Stephanie Harling leaned forward as she sat across from Dan Woodring at his desk, rapidly suggesting ways Waukee Engineering Co., a local company that supplies equipment to the heat processing industry, could engage in community development.
“We need to sustain this community,” said Harling, executive director of Havenwoods Economic Development Corp., a nonprofit agency focused on improving the quality of life in the northwest Milwaukee neighborhood.
Woodring, the company’s product and quality control agent, said he would be willing to work with the organization, possibly joining a manufacturing roundtable discussion or training young people for technical careers.
“If this is better for the community, it’s better for our business,” he said.
Harling, 46, became the nonprofit’s executive director 11 years ago.
She works with residents and local businesses to improve streets such as Kaul Avenue and housing developments such as Westlawn on Havenwoods’ southern edge.
“I love Milwaukee,” Harling said. “I’m a life-long resident, so I want all of the city to thrive. I just love seeing people have opportunities in front of them.”
Harling cited her mother, Mary Jo Morris – who advocated for Milwaukee public education as a member of the PTA until her death in 2007 – as inspiration.
“That’s where I get my civic passion — by being dragged to school board meetings as a 7-year- old,” Harling said, laughing.
The Bay View resident found her career in economic development by accident. After earning her bachelor’s degree in corporate communications at University of Wisconsin-Milwaukee in 1991, Harling worked in sales and marketing for broadcast companies. She considered pursuing a master’s degree in elementary education, but found herself working for a nonprofit development group temporarily. That sparked a passion for community improvement.
Changing perceptions is the most difficult challenge in improving Havenwoods, Harling said.
“When I told peers that I was working in community development, they made references to ‘Gunshot Alley’ and ‘good luck,’” she said. “They were referring to what they thought was a challenging, hopeless community. What we’ve discovered is that it couldn’t be further from the truth.”
Harling organized her group’s initiatives into three categories: crime prevention and community organizing, economic development and healthy neighborhoods. Community leaders have noticed differences in the community as a result of these initiatives.
Police Capt. Jerome O’Leary, who has spent the last seven years with the 4th Police District, credited Harling and the nonprofit for helping to cause a major shift in the area.
“If you look at what the neighborhoods used to be and what they are now, they’ve really changed,” O’Leary said. “If it weren’t for Stephanie and for her group, it would not have changed.”
He added, “I love to see kids riding bikes in the spring and summertime. I smile when I think of all the work that we’ve collectively done.”
The nonprofit developed a relationship with the 4th District by involving police in community activities. For example, Harling’s group guaranteed a police presence at landlord compact meetings, which discussions that address drug and crime problems in the area. O’Leary said this made a significant difference in his job.
“You need people like Stephanie to build trust among the residents … by talking with people and also by showing that she has a strong relationship with the police,” O’Leary said.

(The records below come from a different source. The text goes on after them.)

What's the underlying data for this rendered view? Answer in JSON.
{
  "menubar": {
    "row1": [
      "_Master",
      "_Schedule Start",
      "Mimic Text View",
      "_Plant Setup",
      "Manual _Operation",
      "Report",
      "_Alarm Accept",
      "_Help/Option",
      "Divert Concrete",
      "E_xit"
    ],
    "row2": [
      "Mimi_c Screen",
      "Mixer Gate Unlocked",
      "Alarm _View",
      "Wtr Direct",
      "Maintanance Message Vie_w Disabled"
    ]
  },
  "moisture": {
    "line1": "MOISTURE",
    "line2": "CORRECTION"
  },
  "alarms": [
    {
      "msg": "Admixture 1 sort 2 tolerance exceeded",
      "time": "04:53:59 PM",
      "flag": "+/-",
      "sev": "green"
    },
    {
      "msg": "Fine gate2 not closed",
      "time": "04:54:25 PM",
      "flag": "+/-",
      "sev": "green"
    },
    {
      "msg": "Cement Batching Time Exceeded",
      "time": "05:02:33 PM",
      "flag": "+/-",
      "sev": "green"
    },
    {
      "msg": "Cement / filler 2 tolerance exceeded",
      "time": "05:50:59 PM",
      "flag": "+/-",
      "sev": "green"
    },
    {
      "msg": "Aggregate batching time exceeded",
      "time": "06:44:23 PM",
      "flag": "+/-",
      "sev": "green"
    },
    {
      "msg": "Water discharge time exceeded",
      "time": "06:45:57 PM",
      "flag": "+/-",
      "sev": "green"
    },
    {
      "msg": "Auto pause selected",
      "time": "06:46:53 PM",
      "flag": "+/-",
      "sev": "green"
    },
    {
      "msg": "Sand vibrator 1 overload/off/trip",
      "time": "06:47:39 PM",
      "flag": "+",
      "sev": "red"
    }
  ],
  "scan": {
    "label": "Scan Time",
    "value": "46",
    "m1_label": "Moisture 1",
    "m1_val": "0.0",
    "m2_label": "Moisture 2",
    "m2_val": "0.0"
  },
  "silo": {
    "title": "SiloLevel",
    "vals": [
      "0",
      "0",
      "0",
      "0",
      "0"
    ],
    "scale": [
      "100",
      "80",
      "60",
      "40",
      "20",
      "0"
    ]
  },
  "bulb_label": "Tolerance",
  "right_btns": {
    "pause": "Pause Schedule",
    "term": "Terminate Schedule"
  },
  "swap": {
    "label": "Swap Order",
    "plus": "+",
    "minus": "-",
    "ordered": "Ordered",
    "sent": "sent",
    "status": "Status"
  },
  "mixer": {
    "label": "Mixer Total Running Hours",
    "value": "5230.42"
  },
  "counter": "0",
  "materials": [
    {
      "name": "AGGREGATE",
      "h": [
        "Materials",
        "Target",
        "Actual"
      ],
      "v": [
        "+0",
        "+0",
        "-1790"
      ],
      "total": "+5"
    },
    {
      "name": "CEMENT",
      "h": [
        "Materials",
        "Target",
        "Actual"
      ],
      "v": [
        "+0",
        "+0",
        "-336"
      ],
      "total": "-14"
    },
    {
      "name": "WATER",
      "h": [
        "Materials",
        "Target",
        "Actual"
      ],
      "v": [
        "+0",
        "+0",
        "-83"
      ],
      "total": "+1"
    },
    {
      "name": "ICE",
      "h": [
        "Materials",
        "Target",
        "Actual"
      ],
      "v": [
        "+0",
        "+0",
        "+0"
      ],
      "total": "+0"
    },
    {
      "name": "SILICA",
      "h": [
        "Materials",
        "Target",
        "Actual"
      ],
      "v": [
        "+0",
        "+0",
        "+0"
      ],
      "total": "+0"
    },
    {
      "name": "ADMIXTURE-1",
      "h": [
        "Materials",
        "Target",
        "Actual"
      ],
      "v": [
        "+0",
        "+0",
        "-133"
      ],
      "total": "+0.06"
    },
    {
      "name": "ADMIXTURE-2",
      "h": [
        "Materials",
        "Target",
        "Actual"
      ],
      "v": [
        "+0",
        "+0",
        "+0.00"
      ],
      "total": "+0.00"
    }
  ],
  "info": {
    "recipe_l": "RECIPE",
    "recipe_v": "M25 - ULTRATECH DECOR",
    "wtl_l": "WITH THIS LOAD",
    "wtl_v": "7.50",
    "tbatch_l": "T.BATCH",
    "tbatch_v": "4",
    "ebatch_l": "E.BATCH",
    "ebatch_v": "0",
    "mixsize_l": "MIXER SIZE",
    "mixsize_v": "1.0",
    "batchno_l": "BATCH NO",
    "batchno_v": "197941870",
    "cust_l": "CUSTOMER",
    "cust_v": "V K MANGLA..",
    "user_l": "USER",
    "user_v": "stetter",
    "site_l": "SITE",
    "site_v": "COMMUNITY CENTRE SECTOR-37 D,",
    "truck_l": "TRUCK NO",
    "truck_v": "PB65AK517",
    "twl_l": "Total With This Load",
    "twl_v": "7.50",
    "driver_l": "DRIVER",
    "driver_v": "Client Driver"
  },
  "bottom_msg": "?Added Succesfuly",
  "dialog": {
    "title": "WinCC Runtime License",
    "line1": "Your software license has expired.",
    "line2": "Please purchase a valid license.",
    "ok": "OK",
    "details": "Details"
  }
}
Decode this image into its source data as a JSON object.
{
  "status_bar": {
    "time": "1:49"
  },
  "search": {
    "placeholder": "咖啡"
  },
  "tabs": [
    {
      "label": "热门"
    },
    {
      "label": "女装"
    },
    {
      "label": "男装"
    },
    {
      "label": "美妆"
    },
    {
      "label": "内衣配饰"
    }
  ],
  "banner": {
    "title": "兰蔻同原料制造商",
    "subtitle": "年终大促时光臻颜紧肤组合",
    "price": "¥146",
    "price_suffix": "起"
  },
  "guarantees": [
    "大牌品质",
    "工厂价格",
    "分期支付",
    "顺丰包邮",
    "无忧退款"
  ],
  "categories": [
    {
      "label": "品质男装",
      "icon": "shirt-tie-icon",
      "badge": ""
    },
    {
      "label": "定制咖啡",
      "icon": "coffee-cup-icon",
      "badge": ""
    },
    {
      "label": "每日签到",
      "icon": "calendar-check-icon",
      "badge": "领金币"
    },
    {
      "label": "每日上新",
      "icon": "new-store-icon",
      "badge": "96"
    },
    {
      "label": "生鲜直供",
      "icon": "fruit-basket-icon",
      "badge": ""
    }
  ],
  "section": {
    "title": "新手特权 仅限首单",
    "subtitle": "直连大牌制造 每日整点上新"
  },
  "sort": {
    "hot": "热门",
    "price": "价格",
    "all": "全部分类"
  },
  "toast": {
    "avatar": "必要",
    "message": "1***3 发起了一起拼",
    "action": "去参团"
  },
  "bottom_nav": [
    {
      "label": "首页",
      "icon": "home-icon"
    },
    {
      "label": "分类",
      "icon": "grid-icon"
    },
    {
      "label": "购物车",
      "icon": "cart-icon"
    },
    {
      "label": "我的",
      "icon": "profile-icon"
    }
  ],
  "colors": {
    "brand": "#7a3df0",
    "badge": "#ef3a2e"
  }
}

The business community also has noticed Harling’s efforts. Woodring, for example, pointed out efforts to beautify the area.
“The new Havenwoods signage and the little things around the area makes the community great,” he said. “It shows that things are improving – that people care.”
Harling sees room for more improvement in Havenwoods. In the next five years, she can envision the Silver Spring Drive’s retail area revitalized, with more leadership and engagement from residents.
For now, Harling said she won’t rest because she’s “fallen in love” with the neighborhood.
“We have good-working, salt-of-earth people in this community,” she said, “and that’s the message we would like to get out.”